Dabei sah sie wieder die Goldstücke an. Dann erfaßte sie jäh die Hand des gütigen Mannes und küßte sie unter tausend »Vergelts Gott!«

»Liabs Mutterl«, sagte er gerührt und fand zwanglos Klänge der langentwöhnten heimatlichen Mundart wieder, »liabs Mutterl, das freut mich, daß mich die Großmutter zu Ihnen gschickt hat. Aber sehn S', da hätt ich beinah vergessen – sie hat mir ja gesagt, drei, drei soll ich Ihnen geben. Weil halt aller guten Dinge drei sind.« Er legte ihr noch ein Goldstück auf die Hand und schritt schnell davon. Rasch hatte ihn der Nebel aufgenommen.

Plötzlich überkam ihn eine treibende Angst: wenn Elsa den Brief geöffnet hätte! Wenn sie ihn erwartete! Nach so langem, langem Warten jetzt noch stundenlang warten müssen – das nähme die letzten Kräfte, löschte der sehnsuchtsdurstigen Seele alles Glühen aus ... Und wenn sie gar erfahren hätte, er sei drunten in der Bahnstation gesehen worden und nicht mit der Post gekommen – was müßte sie denken, was erleiden!

Rasch klomm er die scharfansteigende Straße hinan. Sein Heimatsort lag hoch. Und plötzlich trat er aus dem dichten Nebel ins Helle. In stiller Winterpracht, übergossen von dem rosigen Lichte der scheidenden Sonne, lagen seine Berge vor ihm, grüßten ihn und kannten ihn! Wie er auch, verwirrt von der Majestät der Berge und der Majestät des Schweigens, starr dastand: sein innerer Mensch kniete vor all der göttlichen Herrlichkeit und weinte und lachte, jubelte und betete und dankte Gott für die erlösende Stunde dieses Wiedersehens und – der Auferstehung.

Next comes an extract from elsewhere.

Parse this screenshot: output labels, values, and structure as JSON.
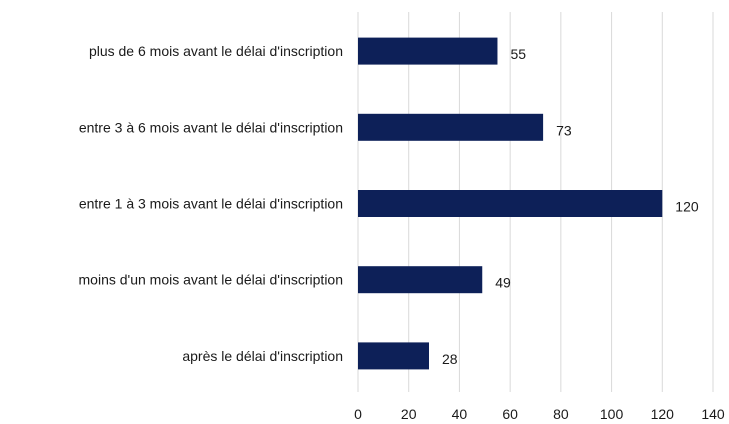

Wie lange er so stillversunken und weltvergessen gestanden hatte – er hätts nicht sagen können. Als er aber weiter ging, wußte er: die Schätze seiner Seele lagen nur verschüttet in ihm. Die Heimat gab sie ihm wieder.

Als er endlich vor seinem schmucken bescheidenen Vaterhause stand, funkelten droben die Sterne. Dunkel wars im großen Zimmer und daneben in der kleinen trauten Kammer brannte ein spärliches Licht. Er wußte, was für ein Licht, und wußte, wem es brannte ...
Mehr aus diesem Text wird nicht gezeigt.